Musikreviews.de bei Facebook Musikreviews.de bei Twitter

Partner

Statistiken

Interview mit Thrawsunblat (25.04.2013)

Thrawsunblat

Joel Violette. Ein Gespräch über ganz große Fragen.

Warum habt ihr die Band damals aus der Taufe gehoben. David Gold war immerhin beteiligt, also kann man nicht von einem Nachfolger von WOODS OF YPRES sprechen.

Eigentlich war es so, dass ich zuerst mit David bei THRAWSUNBLAT spielte und später erst zu seiner Band kam. Ich hatte ihm zwischen 2005 und 2008 mehrere Demoaufnahmen zugesandt, ehe er sich als Schlagzeuger anbot. Bei WOODS hielt er mehr oder weniger allein das Zepter in der Hand, während THRAWSUNBLAT meine kreative Vision darstellen, auch und gerade in Anbetracht der Texte.

"Lifelore Revelation" ist eine unverblümte Kritik am Zeitgeist, aber welche Alternative zum Internet und der digitalen Revolution generell siehst du, falls überhaupt?

An und für sich feiere ich mit diesem Stück die Mythologie und ihre Bedeutung für uns Menschen.
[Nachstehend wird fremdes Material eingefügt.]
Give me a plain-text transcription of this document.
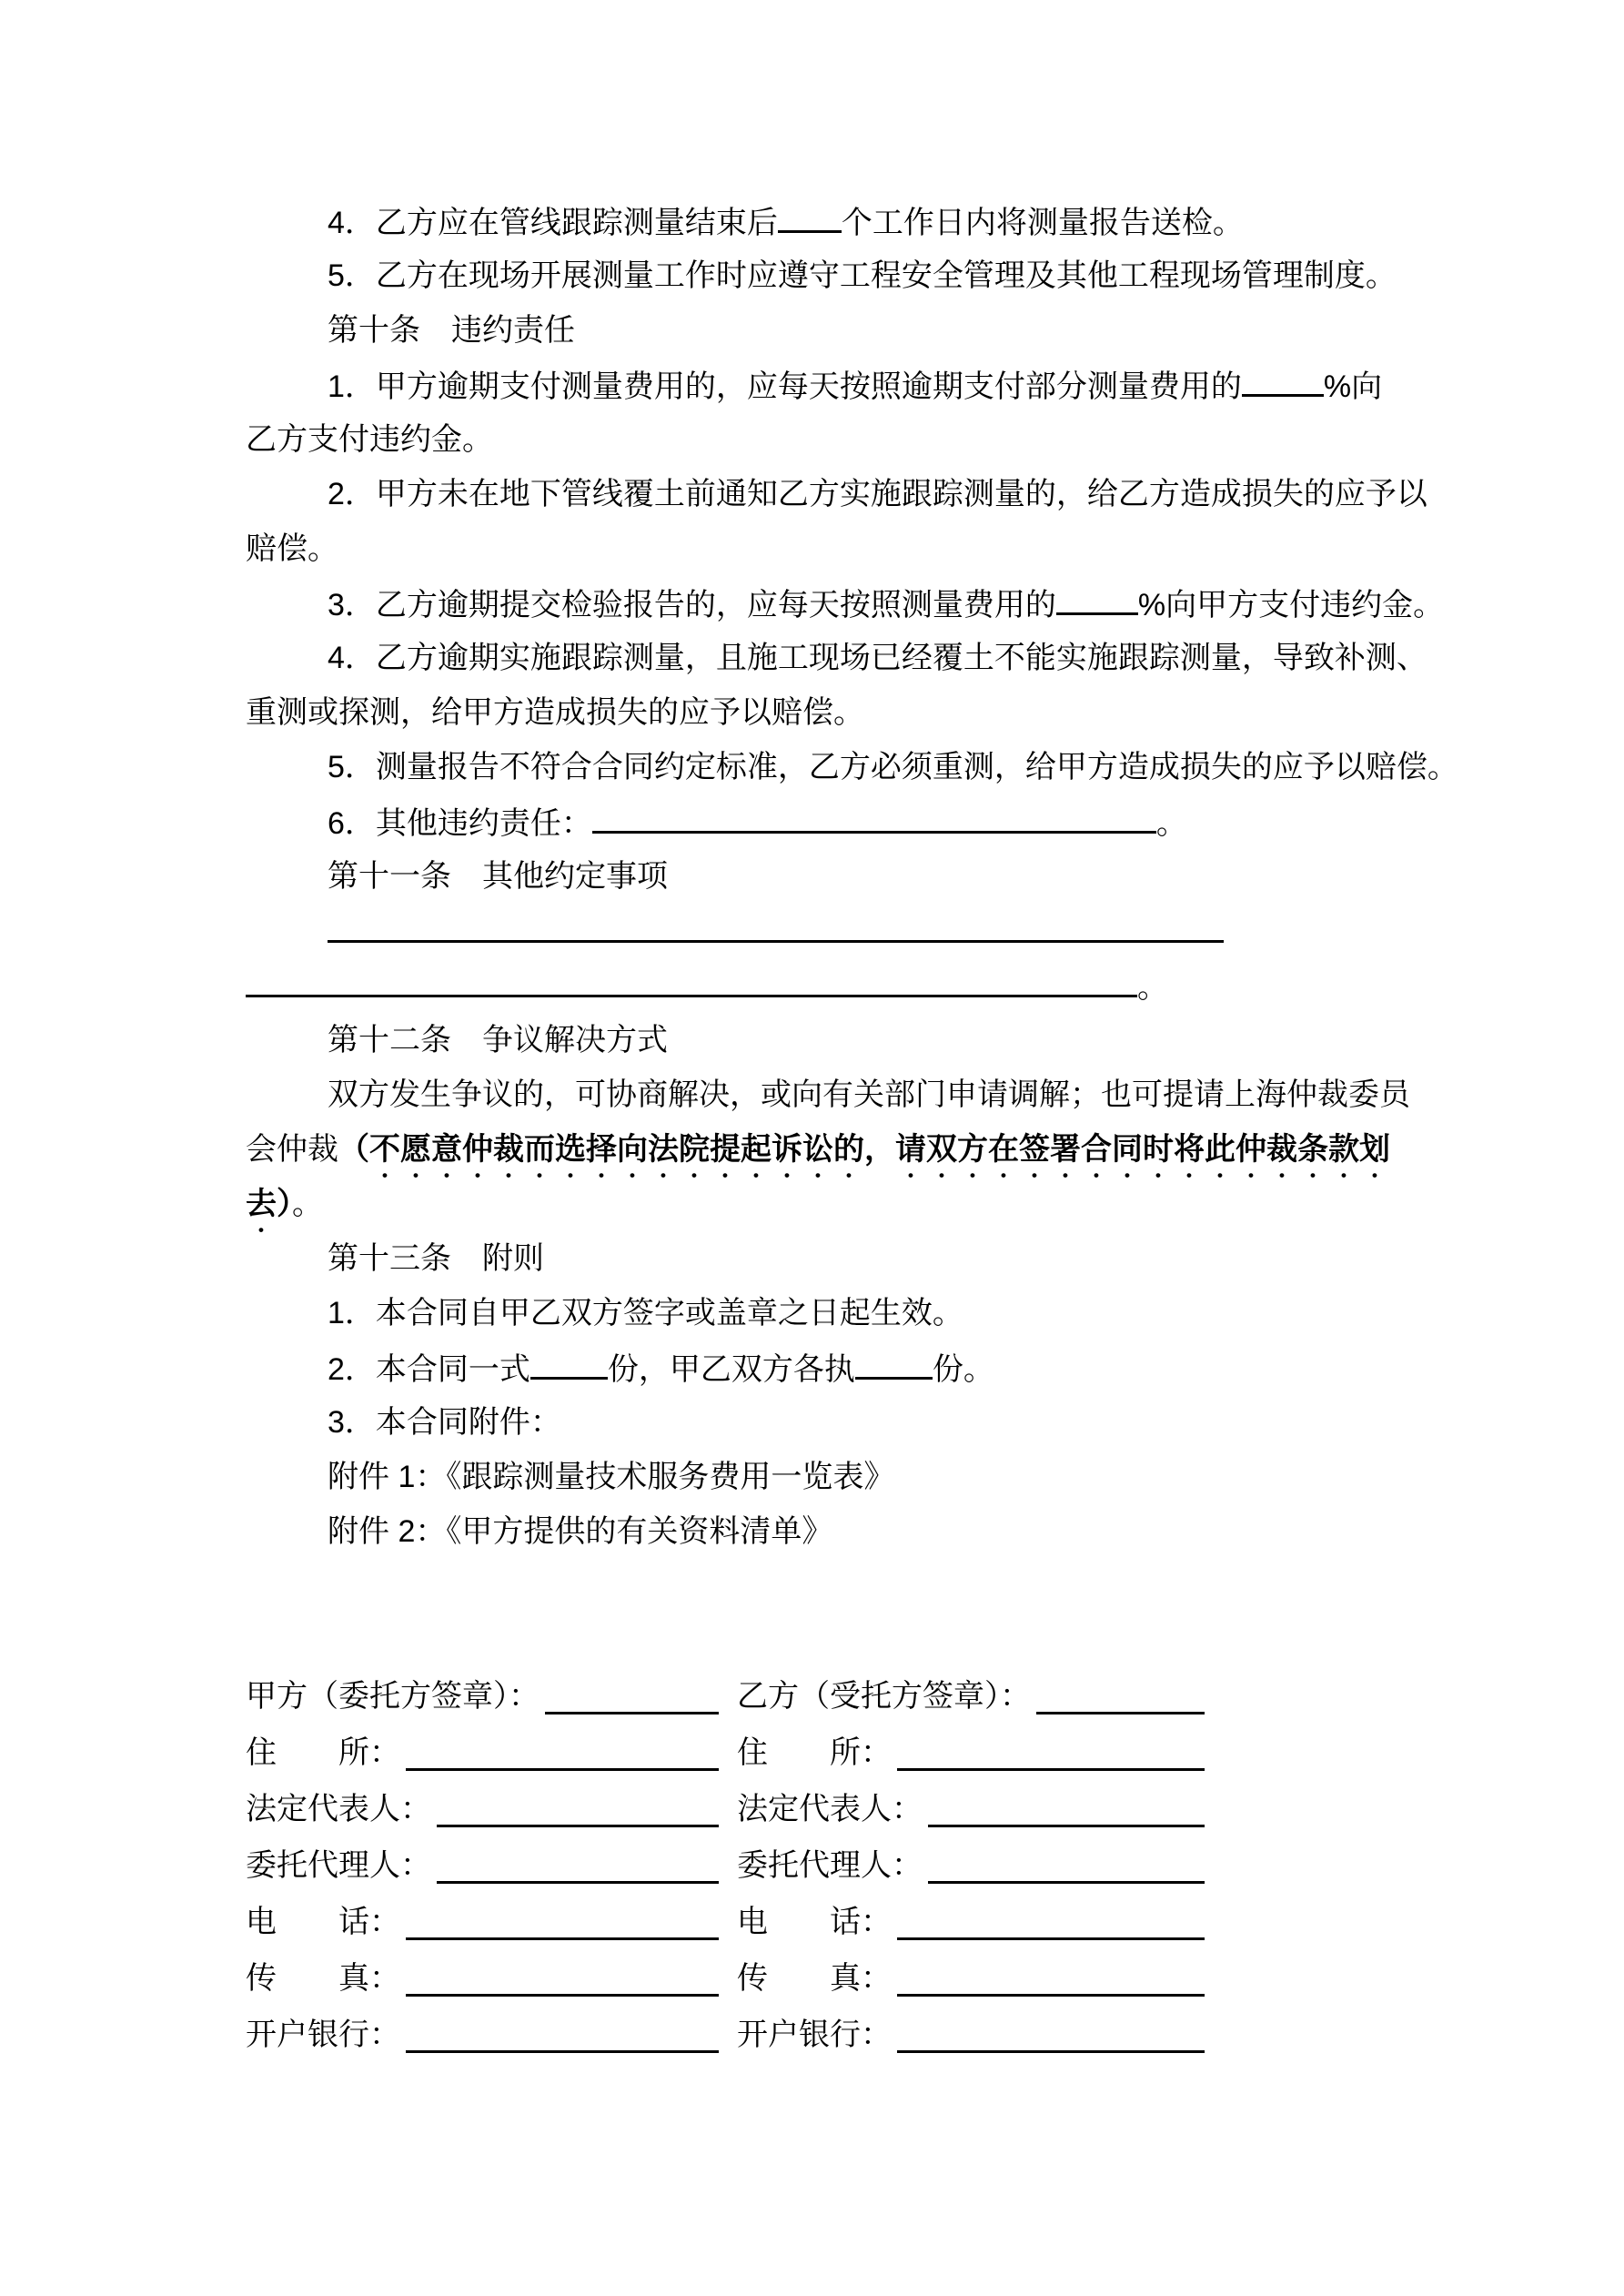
4．乙方应在管线跟踪测量结束后 个工作日内将测量报告送检。
5．乙方在现场开展测量工作时应遵守工程安全管理及其他工程现场管理制度。
第十条　违约责任
1．甲方逾期支付测量费用的，应每天按照逾期支付部分测量费用的	%向
乙方支付违约金。
2．甲方未在地下管线覆土前通知乙方实施跟踪测量的，给乙方造成损失的应予以
赔偿。
3．乙方逾期提交检验报告的，应每天按照测量费用的	%向甲方支付违约金。
4．乙方逾期实施跟踪测量，且施工现场已经覆土不能实施跟踪测量，导致补测、
重测或探测，给甲方造成损失的应予以赔偿。
5．测量报告不符合合同约定标准，乙方必须重测，给甲方造成损失的应予以赔偿。
6．其他违约责任：	。
第十一条　其他约定事项
。
第十二条　争议解决方式
双方发生争议的，可协商解决，或向有关部门申请调解；也可提请上海仲裁委员
会仲裁（不愿意仲裁而选择向法院提起诉讼的，请双方在签署合同时将此仲裁条款划
去）。
第十三条　附则
1．本合同自甲乙双方签字或盖章之日起生效。
2．本合同一式	份，甲乙双方各执	份。
3．本合同附件：
附件 1：《跟踪测量技术服务费用一览表》
附件 2：《甲方提供的有关资料清单》
甲方（委托方签章）：	乙方（受托方签章）：
住　　所：	住　　所：
法定代表人：	法定代表人：
委托代理人：	委托代理人：
电　　话：	电　　话：
传　　真：	传　　真：
开户银行：	开户银行：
Kritisch bin ich dabei nur insofern, als ich nicht dahingehend zustimmen möchte, das digitale Zeitalter und eine Erhöhung des rationalen böten Lösungen für unsere Probleme - oder anders ausgedrückt: Nur weil man irgendetwas nicht erklären kann, heißt dies nicht, dass es sich unter Hinzuziehung vermeintlicher Logik als Hirngespinst unter den Tisch kehren lässt. Gerade in solchen Dingen liegt mitunter ein unschätzbarer Wert. Träume beispielsweise beschäftigen die Wissenschaft andauernd und werden immer noch nicht so recht in ihrer Funktion für uns verstanden. Ich berufe mich ganz spezifisch auf Mythen und Folklore generell: Weshalb erfreuen wir uns überhaupt daran? Auch diese Frage bleibt weiterhin offen. Meiner Meinung nach sollten wir sie wertschätzen und weiter pflegen, statt sie zu leugnen, ad acta zu legen oder uns darüber lustig zu machen, weil sie dem Nüchternen zuwiederlaufen.
"Lifelore Revelation" ist auch gewissermaßen eine Ouvertüre, sowohl musikalisch als auch inhaltlich, denn es etabliert meine Auffassung beziehungsweise die Rolle von Mythologie im Rahmen des Albums. Diese hängt mit Josephs Campbells Konzepten von spiritueller Erfüllung zusammen, welche wir eben über Mythologie erfahren können. Die Lyrics fassen zudem kurz zusammen, wie man dabei vorgehen kann, quasi als Leitfaden.

Ist blinder Glaube an Mythologie aber nicht genauso schlecht wie vorbehaltlose Gefolgschaft hinter Göttern und Religionen? Wo ziehst du die Grenze zwischen Glaubensirrsinn und konstruktiver Kenntnisnahme des bislang Unbekannten?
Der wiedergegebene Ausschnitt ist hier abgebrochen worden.